Сашенька, живя вместе с бабушкой и мамой, стала почти членом семьи. Ту-то с ней и познакомился будущий генерал, приехав с дядей в отпуск, попить домашней "горилки", которую хорошо умели делать в тех местах, где до войны жила бабушка. Это потом Лихарев порекомендовал дядю на работу в органы и уж к середине тридцатых женился на Сашеньке, если Люся родилась летом тридцать седьмого. Да и Нелина мама в то же время влюбилась в Нелиного отца.
Все шло вроде бы нормально в отношениях двух семей. Георгий Николаевич продвигался в чинах, и дядя дорос до звания капитана. Его должны были произвести в майоры, но наступили времена, когда о своем знакомстве они не только никого не оповещали, но и старались не думать. И Георгий Николаевич, сколько мог, держал дядю в органах. И тот ушел оттуда одним из последних евреев.
Но другое дело – Сашенька. Она была так привязана к маме, что никак не хотела терять с нею связь. Ни Лихарев, ни дядя, ни бабушка, ни уж тем более Неля и Люся, не знали, что они тайно встречались. Словно, случайно попадали на один и тот же спектакль, благо генерал также был занят вечерами и ночами, как и дядя, Люся оставалась с домработницей еще тогда жившей у них.
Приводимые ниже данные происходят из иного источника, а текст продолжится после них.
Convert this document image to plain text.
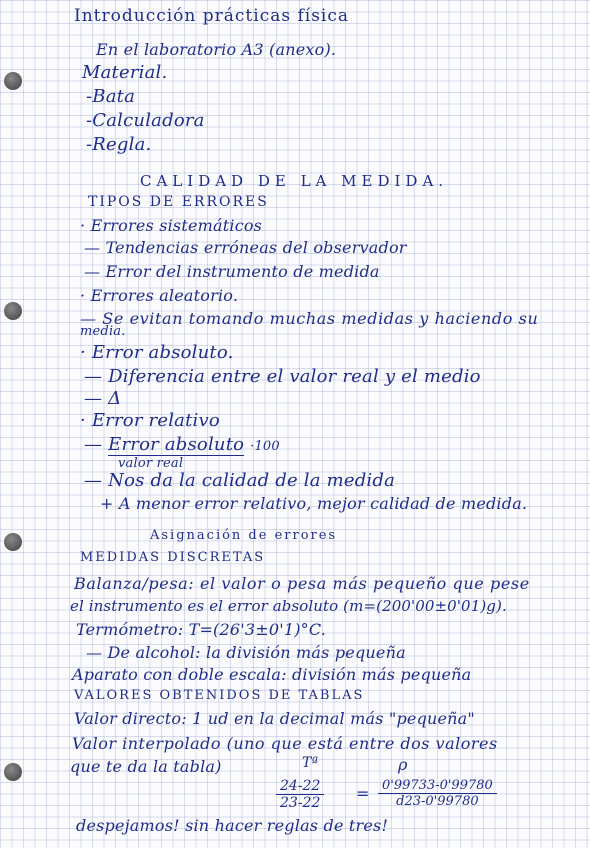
Introducción prácticas física
En el laboratorio A3 (anexo).
Material.
-Bata
-Calculadora
-Regla.
CALIDAD DE LA MEDIDA.
TIPOS DE ERRORES
· Errores sistemáticos
— Tendencias erróneas del observador
— Error del instrumento de medida
· Errores aleatorio.
— Se evitan tomando muchas medidas y haciendo su
media.
· Error absoluto.
— Diferencia entre el valor real y el medio
— Δ
· Error relativo
— Error absoluto ·100
valor real
— Nos da la calidad de la medida
+ A menor error relativo, mejor calidad de medida.
Asignación de errores
MEDIDAS DISCRETAS
Balanza/pesa: el valor o pesa más pequeño que pese
el instrumento es el error absoluto (m=(200'00±0'01)g).
Termómetro: T=(26'3±0'1)°C.
— De alcohol: la división más pequeña
Aparato con doble escala: división más pequeña
VALORES OBTENIDOS DE TABLAS
Valor directo: 1 ud en la decimal más "pequeña"
Valor interpolado (uno que está entre dos valores
que te da la tabla)	Tª	ρ
$\frac{24-22}{23-22} = \frac{0'99733-0'99780}{d23-0'99780}$
despejamos! sin hacer reglas de tres!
Несколько раз они приходили на родительские собрания, на которых Нелю ругали не только за низкую успеваемость, но и за хулиганство. Так что Сашенька была в курсе жизни Нелиной семьи. Получался детектив. Но они не могли подвергать опасности семью Лихарева, чтобы тех, ни в чем не заподозрили. Может – быть поэтому еще Сашеньку и устраивало, что о Неле идет плохая молва, что она "оторва" и уличная хулиганка. Сашенька, мол, совершала доброе дело: позволяла своей дочери наставлять на путь истинный эту заблудшую овцу, коей Неля, наверное, была для окружающих.